At issue is Indianapolis-based WellPoint's contributions to the U.S. Chamber of Commerce through the trade group America's Health Insurance Plans, which in 2009 lobbied against federal health care reform. The union also criticizes WellPoint for donating money to the American Legislative Exchange Council and what it calls "anti-union governors" in Ohio, Wisconsin and Indiana.
WellPoint is the parent company of Anthem Blue Cross and Blue Shield in Connecticut, the state's largest health insurer by membership.
"We're angry that WellPoint is spending the money that we pay for health insurance on political contributions and lobbying that's hurting our families," said Travis Woodward, a transportation engineer for the Connecticut Department of Transportation. "They should lower our premiums instead."
On Wednesday, the CSEA/SEIU Local 2001 union, which represents some but not all state and municipal workers, sent a letter to Anthem's parent company complaining about money that it gives to lobbying groups. The State Employee Bargaining Agent Coalition, known as SEBAC, sent a similar letter, said Ben Phillips, a spokesman for CSEA/SEIU Local 2001.
The Connecticut union said that workers in California, Connecticut, Missouri, New Hampshire, New York and Wisconsin sent letters to WellPoint CEO Angela Braly "telling her it is unacceptable for her company to use premium dollars for extremist political actions that hurt workers."
WellPoint held its annual meeting Wednesday in Indianapolis, where protesters asked for greater disclosure of how the company spends money for political purposes. However, WellPoint shareholders rejected a measure calling for greater disclosure, according to Bloomberg Businessweek.
The state of Connecticut is self-insured, which means that the state pays for the medical expenses while an insurance company — Anthem — is a third-party administrator. Most municipalities have the same relationship.
WellPoint said in a prepared statement that it complies with all disclosure requirements under the law and annually publishes an "extensive report that provides detailed information on the company's political contributions and lobbying activities."
"Some of what we report goes above and beyond what others in our industry disclose," said Sarah Yeager, a spokeswoman for WellPoint. "Two years ago, an overwhelming majority of shareholders — 82 percent — voted against a resolution asking WellPoint to provide more disclosure. WellPoint takes positions, and makes political contributions, solely on health care and health insurance-related issues."
The union says that WellPoint has openly supported members of Congress who are "hostile" to workers and want to repeal federal health care reform. Unraveling reform would harm millions of middle-class and working families, the union says.
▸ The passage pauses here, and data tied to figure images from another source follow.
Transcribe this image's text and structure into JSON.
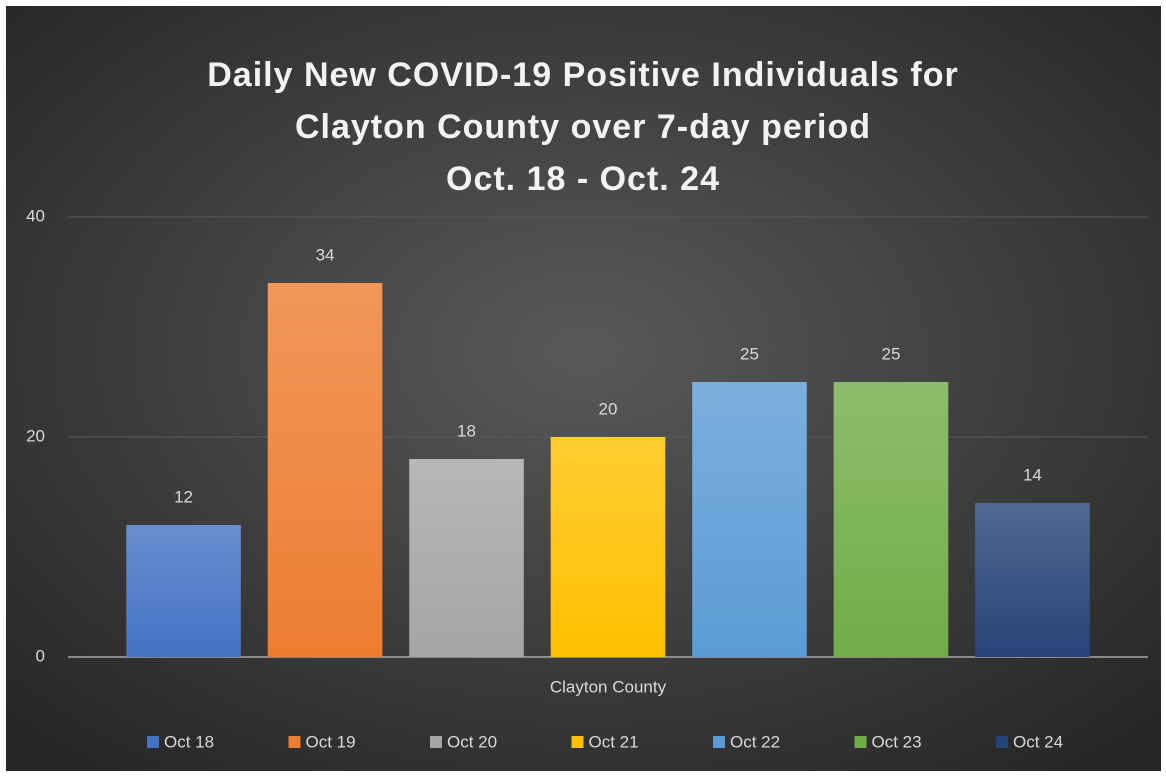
{
  "chart_data": {
    "type": "bar",
    "title": [
      "Daily New COVID-19 Positive Individuals for",
      "Clayton County over 7-day period",
      "Oct. 18 - Oct. 24"
    ],
    "categories": [
      "Clayton County"
    ],
    "series": [
      {
        "name": "Oct 18",
        "color": "#4472c4",
        "values": [
          12
        ]
      },
      {
        "name": "Oct 19",
        "color": "#ed7d31",
        "values": [
          34
        ]
      },
      {
        "name": "Oct 20",
        "color": "#a5a5a5",
        "values": [
          18
        ]
      },
      {
        "name": "Oct 21",
        "color": "#ffc000",
        "values": [
          20
        ]
      },
      {
        "name": "Oct 22",
        "color": "#5b9bd5",
        "values": [
          25
        ]
      },
      {
        "name": "Oct 23",
        "color": "#70ad47",
        "values": [
          25
        ]
      },
      {
        "name": "Oct 24",
        "color": "#264478",
        "values": [
          14
        ]
      }
    ],
    "ylim": [
      0,
      40
    ],
    "yticks": [
      0,
      20,
      40
    ],
    "grid": true,
    "legend": "bottom"
  }
}
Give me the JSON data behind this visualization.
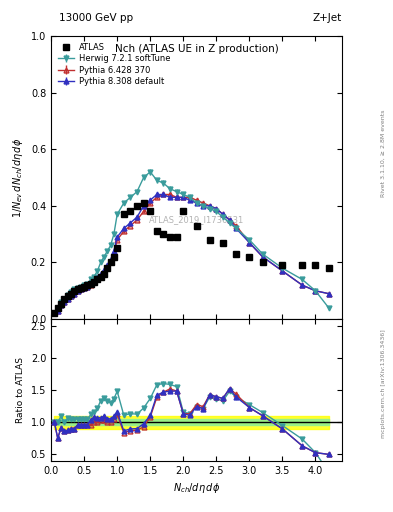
{
  "title_main": "Nch (ATLAS UE in Z production)",
  "top_left_label": "13000 GeV pp",
  "top_right_label": "Z+Jet",
  "right_label_top": "Rivet 3.1.10, ≥ 2.8M events",
  "right_label_bottom": "mcplots.cern.ch [arXiv:1306.3436]",
  "watermark": "ATLAS_2019_I1736531",
  "ylabel_main": "1/N_ev dN_ch/dη dφ",
  "ylabel_ratio": "Ratio to ATLAS",
  "xlabel": "N_ch/dη dφ",
  "ylim_main": [
    0,
    1.0
  ],
  "ylim_ratio": [
    0.4,
    2.5
  ],
  "atlas_x": [
    0.05,
    0.1,
    0.15,
    0.2,
    0.25,
    0.3,
    0.35,
    0.4,
    0.45,
    0.5,
    0.55,
    0.6,
    0.65,
    0.7,
    0.75,
    0.8,
    0.85,
    0.9,
    0.95,
    1.0,
    1.1,
    1.2,
    1.3,
    1.4,
    1.5,
    1.6,
    1.7,
    1.8,
    1.9,
    2.0,
    2.2,
    2.4,
    2.6,
    2.8,
    3.0,
    3.2,
    3.5,
    3.8,
    4.0,
    4.2
  ],
  "atlas_y": [
    0.02,
    0.04,
    0.055,
    0.07,
    0.08,
    0.09,
    0.1,
    0.105,
    0.11,
    0.115,
    0.12,
    0.125,
    0.13,
    0.14,
    0.15,
    0.16,
    0.18,
    0.2,
    0.22,
    0.25,
    0.37,
    0.38,
    0.4,
    0.41,
    0.38,
    0.31,
    0.3,
    0.29,
    0.29,
    0.38,
    0.33,
    0.28,
    0.27,
    0.23,
    0.22,
    0.2,
    0.19,
    0.19,
    0.19,
    0.18
  ],
  "herwig_x": [
    0.05,
    0.1,
    0.15,
    0.2,
    0.25,
    0.3,
    0.35,
    0.4,
    0.45,
    0.5,
    0.55,
    0.6,
    0.65,
    0.7,
    0.75,
    0.8,
    0.85,
    0.9,
    0.95,
    1.0,
    1.1,
    1.2,
    1.3,
    1.4,
    1.5,
    1.6,
    1.7,
    1.8,
    1.9,
    2.0,
    2.1,
    2.2,
    2.3,
    2.4,
    2.5,
    2.6,
    2.7,
    2.8,
    3.0,
    3.2,
    3.5,
    3.8,
    4.0,
    4.2
  ],
  "herwig_y": [
    0.02,
    0.04,
    0.06,
    0.07,
    0.085,
    0.095,
    0.105,
    0.11,
    0.115,
    0.12,
    0.125,
    0.14,
    0.15,
    0.17,
    0.2,
    0.22,
    0.24,
    0.26,
    0.3,
    0.37,
    0.41,
    0.43,
    0.45,
    0.5,
    0.52,
    0.49,
    0.48,
    0.46,
    0.45,
    0.44,
    0.43,
    0.41,
    0.4,
    0.39,
    0.38,
    0.36,
    0.34,
    0.32,
    0.28,
    0.23,
    0.18,
    0.14,
    0.1,
    0.04
  ],
  "pythia6_x": [
    0.05,
    0.1,
    0.15,
    0.2,
    0.25,
    0.3,
    0.35,
    0.4,
    0.45,
    0.5,
    0.55,
    0.6,
    0.65,
    0.7,
    0.75,
    0.8,
    0.85,
    0.9,
    0.95,
    1.0,
    1.1,
    1.2,
    1.3,
    1.4,
    1.5,
    1.6,
    1.7,
    1.8,
    1.9,
    2.0,
    2.1,
    2.2,
    2.3,
    2.4,
    2.5,
    2.6,
    2.7,
    2.8,
    3.0,
    3.2,
    3.5,
    3.8,
    4.0,
    4.2
  ],
  "pythia6_y": [
    0.02,
    0.03,
    0.05,
    0.06,
    0.07,
    0.08,
    0.09,
    0.1,
    0.105,
    0.11,
    0.115,
    0.12,
    0.13,
    0.14,
    0.155,
    0.165,
    0.18,
    0.2,
    0.23,
    0.28,
    0.31,
    0.33,
    0.35,
    0.38,
    0.41,
    0.43,
    0.44,
    0.44,
    0.43,
    0.43,
    0.43,
    0.42,
    0.41,
    0.4,
    0.39,
    0.37,
    0.35,
    0.33,
    0.27,
    0.22,
    0.17,
    0.12,
    0.1,
    0.09
  ],
  "pythia8_x": [
    0.05,
    0.1,
    0.15,
    0.2,
    0.25,
    0.3,
    0.35,
    0.4,
    0.45,
    0.5,
    0.55,
    0.6,
    0.65,
    0.7,
    0.75,
    0.8,
    0.85,
    0.9,
    0.95,
    1.0,
    1.1,
    1.2,
    1.3,
    1.4,
    1.5,
    1.6,
    1.7,
    1.8,
    1.9,
    2.0,
    2.1,
    2.2,
    2.3,
    2.4,
    2.5,
    2.6,
    2.7,
    2.8,
    3.0,
    3.2,
    3.5,
    3.8,
    4.0,
    4.2
  ],
  "pythia8_y": [
    0.02,
    0.03,
    0.05,
    0.06,
    0.07,
    0.08,
    0.09,
    0.1,
    0.105,
    0.11,
    0.115,
    0.13,
    0.14,
    0.15,
    0.16,
    0.175,
    0.19,
    0.21,
    0.24,
    0.29,
    0.32,
    0.34,
    0.36,
    0.4,
    0.42,
    0.44,
    0.44,
    0.43,
    0.43,
    0.43,
    0.42,
    0.41,
    0.4,
    0.4,
    0.39,
    0.37,
    0.35,
    0.32,
    0.27,
    0.22,
    0.17,
    0.12,
    0.1,
    0.09
  ],
  "herwig_color": "#3a9c9c",
  "pythia6_color": "#c03030",
  "pythia8_color": "#3030c0",
  "atlas_color": "#000000",
  "band_x": [
    0.05,
    0.1,
    0.2,
    0.3,
    0.4,
    0.5,
    0.6,
    0.7,
    0.8,
    0.9,
    1.0,
    1.2,
    1.4,
    1.6,
    1.8,
    2.0,
    2.4,
    2.8,
    3.2,
    4.0,
    4.2
  ],
  "band_green": [
    0.05,
    0.05,
    0.05,
    0.05,
    0.05,
    0.05,
    0.05,
    0.05,
    0.05,
    0.05,
    0.05,
    0.05,
    0.05,
    0.05,
    0.05,
    0.05,
    0.05,
    0.05,
    0.05,
    0.05,
    0.05
  ],
  "band_yellow": [
    0.1,
    0.1,
    0.1,
    0.1,
    0.1,
    0.1,
    0.1,
    0.1,
    0.1,
    0.1,
    0.1,
    0.1,
    0.1,
    0.1,
    0.1,
    0.1,
    0.1,
    0.1,
    0.1,
    0.1,
    0.1
  ]
}
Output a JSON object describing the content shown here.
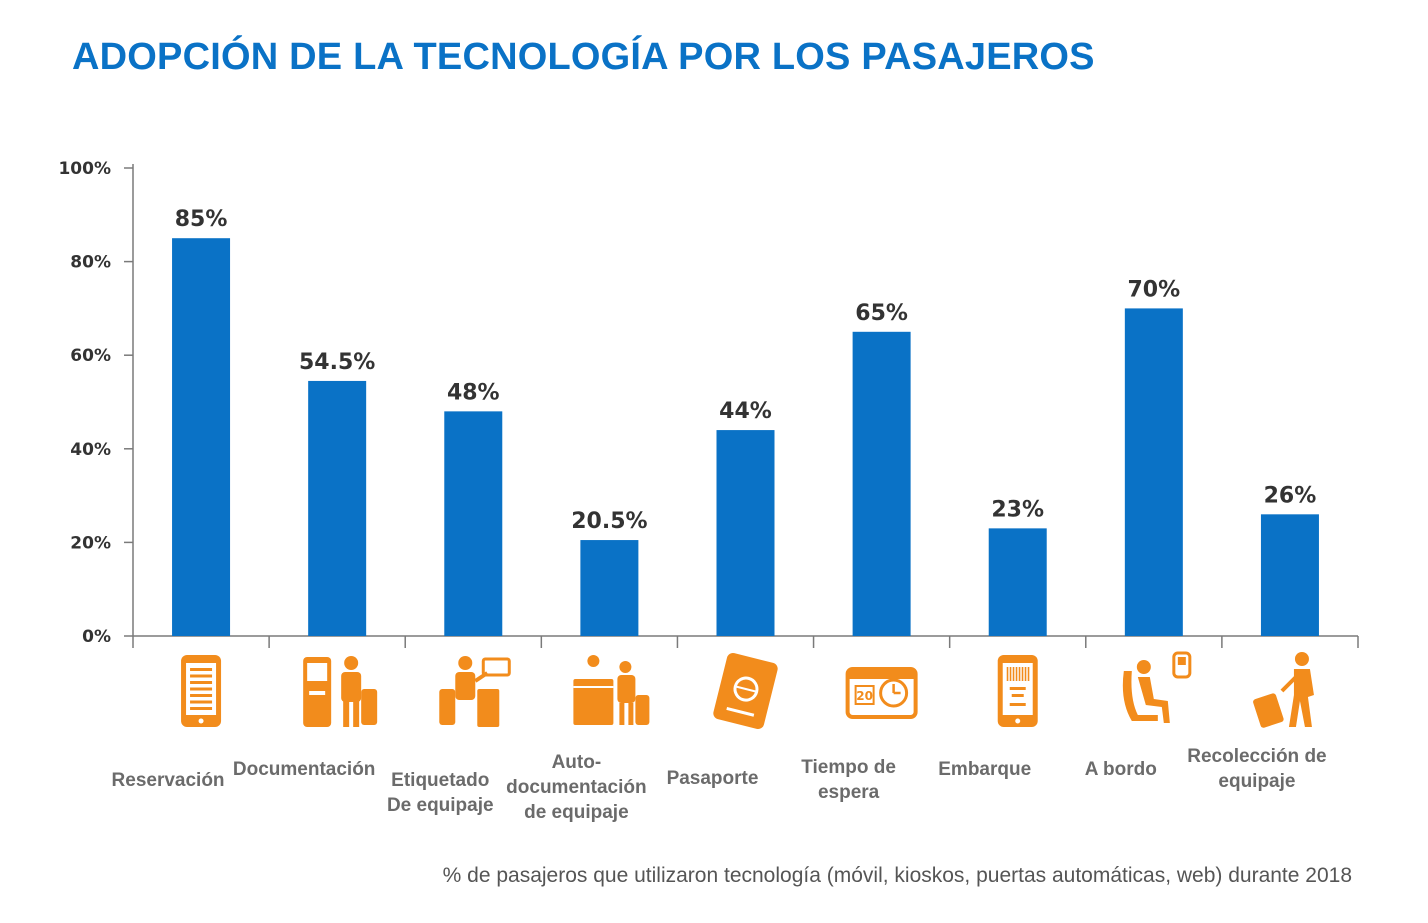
{
  "title": "ADOPCIÓN DE LA TECNOLOGÍA POR LOS PASAJEROS",
  "footnote": "% de pasajeros que utilizaron tecnología (móvil, kioskos, puertas automáticas, web) durante 2018",
  "colors": {
    "title": "#0a72c6",
    "bar": "#0a72c6",
    "icon": "#f28c1c",
    "label": "#6b6b6b",
    "axis": "#7a7a7a"
  },
  "chart_data": {
    "type": "bar",
    "categories": [
      "Reservación",
      "Documentación",
      "Etiquetado De equipaje",
      "Auto-documentación de equipaje",
      "Pasaporte",
      "Tiempo de espera",
      "Embarque",
      "A bordo",
      "Recolección de equipaje"
    ],
    "category_lines": [
      [
        "Reservación"
      ],
      [
        "Documentación"
      ],
      [
        "Etiquetado",
        "De equipaje"
      ],
      [
        "Auto-",
        "documentación",
        "de equipaje"
      ],
      [
        "Pasaporte"
      ],
      [
        "Tiempo de",
        "espera"
      ],
      [
        "Embarque"
      ],
      [
        "A bordo"
      ],
      [
        "Recolección de",
        "equipaje"
      ]
    ],
    "values": [
      85,
      54.5,
      48,
      20.5,
      44,
      65,
      23,
      70,
      26
    ],
    "value_labels": [
      "85%",
      "54.5%",
      "48%",
      "20.5%",
      "44%",
      "65%",
      "23%",
      "70%",
      "26%"
    ],
    "yticks": [
      "0%",
      "20%",
      "40%",
      "60%",
      "80%",
      "100%"
    ],
    "ylim": [
      0,
      100
    ],
    "icons": [
      "smartphone-icon",
      "kiosk-icon",
      "baggage-tag-icon",
      "bag-drop-icon",
      "passport-icon",
      "wait-time-icon",
      "boarding-pass-icon",
      "onboard-icon",
      "baggage-claim-icon"
    ],
    "grid": false,
    "legend": "none"
  }
}
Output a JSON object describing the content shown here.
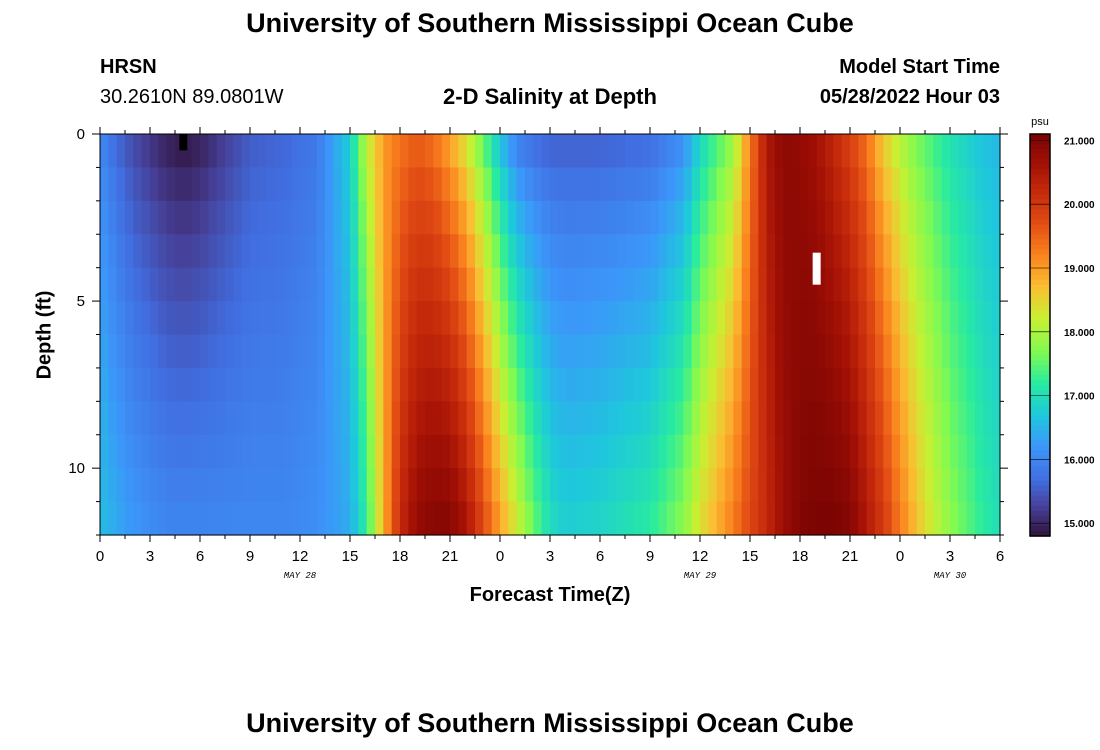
{
  "header": {
    "title": "University of Southern Mississippi Ocean Cube",
    "station": "HRSN",
    "coordinates": "30.2610N  89.0801W",
    "subtitle": "2-D Salinity at Depth",
    "model_start_label": "Model Start Time",
    "model_start_time": "05/28/2022 Hour 03"
  },
  "footer": {
    "title": "University of Southern Mississippi Ocean Cube"
  },
  "chart_data": {
    "type": "heatmap",
    "xlabel": "Forecast Time(Z)",
    "ylabel": "Depth (ft)",
    "x_range_hours": [
      0,
      54
    ],
    "x_tick_labels": [
      "0",
      "3",
      "6",
      "9",
      "12",
      "15",
      "18",
      "21",
      "0",
      "3",
      "6",
      "9",
      "12",
      "15",
      "18",
      "21",
      "0",
      "3",
      "6"
    ],
    "day_labels": [
      {
        "text": "MAY 28",
        "hour": 12
      },
      {
        "text": "MAY 29",
        "hour": 36
      },
      {
        "text": "MAY 30",
        "hour": 51
      }
    ],
    "y_range_ft": [
      0,
      12
    ],
    "y_tick_values": [
      0,
      5,
      10
    ],
    "colorbar": {
      "unit": "psu",
      "min": 14.8,
      "max": 21.1,
      "tick_labels": [
        "21.000",
        "20.000",
        "19.000",
        "18.000",
        "17.000",
        "16.000",
        "15.000"
      ],
      "tick_values": [
        21,
        20,
        19,
        18,
        17,
        16,
        15
      ]
    },
    "salinity_profile": {
      "hours": [
        0,
        1,
        2,
        3,
        4,
        5,
        6,
        7,
        8,
        9,
        11,
        13,
        15,
        16,
        17,
        18,
        19,
        20,
        21,
        22,
        23,
        24,
        25,
        26,
        27,
        28,
        30,
        33,
        35,
        36,
        38,
        39,
        40,
        41,
        42,
        43,
        44,
        45,
        46,
        47,
        48,
        49,
        50,
        51,
        52,
        53,
        54
      ],
      "surface_psu": [
        16.0,
        15.6,
        15.3,
        15.1,
        14.9,
        14.8,
        14.9,
        15.1,
        15.3,
        15.5,
        15.6,
        15.8,
        16.8,
        18.2,
        19.0,
        19.3,
        19.5,
        19.3,
        18.8,
        18.2,
        17.4,
        16.5,
        15.8,
        15.6,
        15.5,
        15.5,
        15.5,
        15.6,
        16.0,
        16.8,
        17.8,
        19.2,
        20.5,
        20.9,
        20.8,
        20.6,
        20.2,
        19.8,
        19.3,
        18.5,
        18.0,
        17.6,
        17.3,
        17.0,
        16.8,
        16.6,
        16.5
      ],
      "bottom_psu": [
        16.6,
        16.4,
        16.2,
        16.1,
        16.0,
        16.0,
        16.0,
        16.0,
        16.0,
        16.0,
        16.0,
        16.1,
        16.4,
        17.2,
        18.8,
        20.2,
        20.8,
        21.0,
        21.0,
        20.6,
        19.8,
        19.0,
        18.3,
        17.6,
        17.0,
        16.8,
        16.9,
        17.2,
        17.8,
        18.4,
        19.3,
        19.8,
        20.2,
        20.7,
        21.0,
        21.1,
        21.1,
        21.0,
        20.5,
        20.0,
        19.3,
        18.7,
        18.2,
        17.8,
        17.5,
        17.2,
        17.0
      ]
    },
    "markers": [
      {
        "hour": 5,
        "depth_ft": 0.25,
        "color": "#000000"
      },
      {
        "hour": 43,
        "depth_ft": 4.0,
        "color": "#ffffff"
      }
    ]
  }
}
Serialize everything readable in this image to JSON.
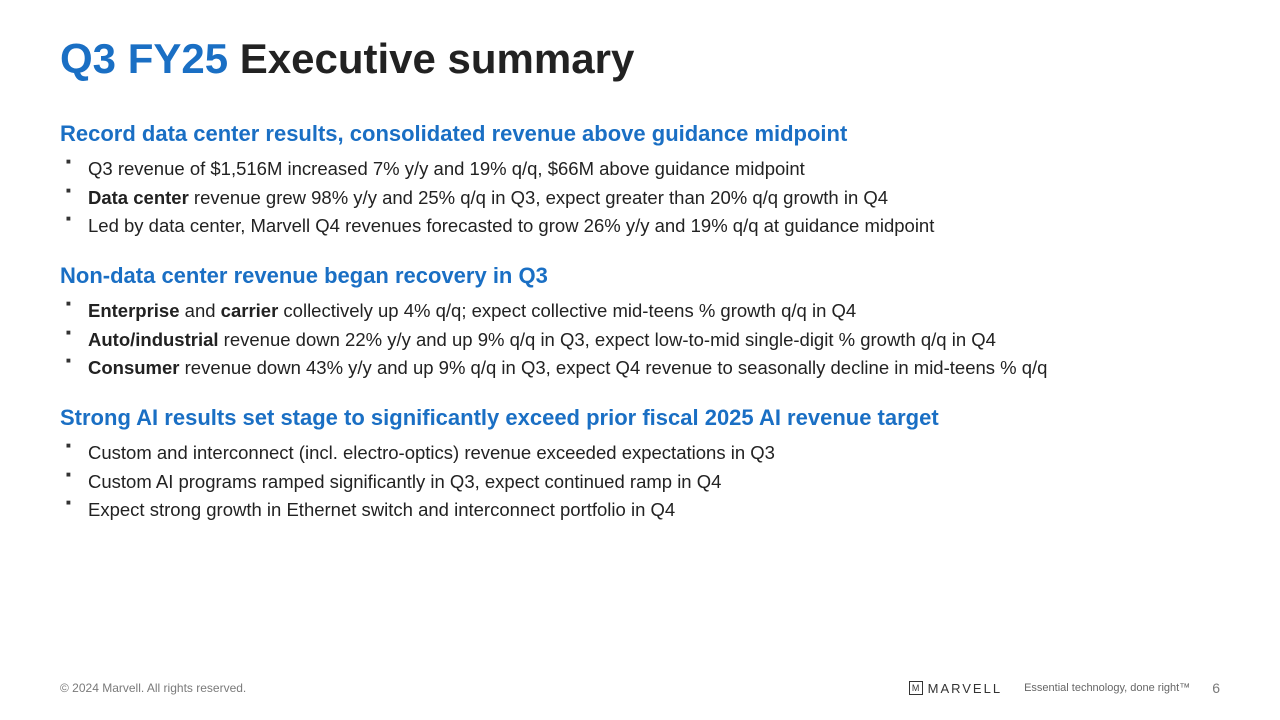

"WellPoint has the wrong priorities," said Patrice Peterson, president of CSEA/SEIU Local 2001. "The company is supposed to be helping middle-class families, not hurting them. We expect them to be improving benefits, not propping up politicians leading an assault on millions of people. WellPoint should focus on patient care, not politics."
Yeager, the WellPoint spokeswoman, said, "With over 70 years of experience in the health benefits field, we have good ideas to contribute to the discussion of improving the nation's health care delivery system, and we have a responsibility to our customers to remain engaged in those discussions."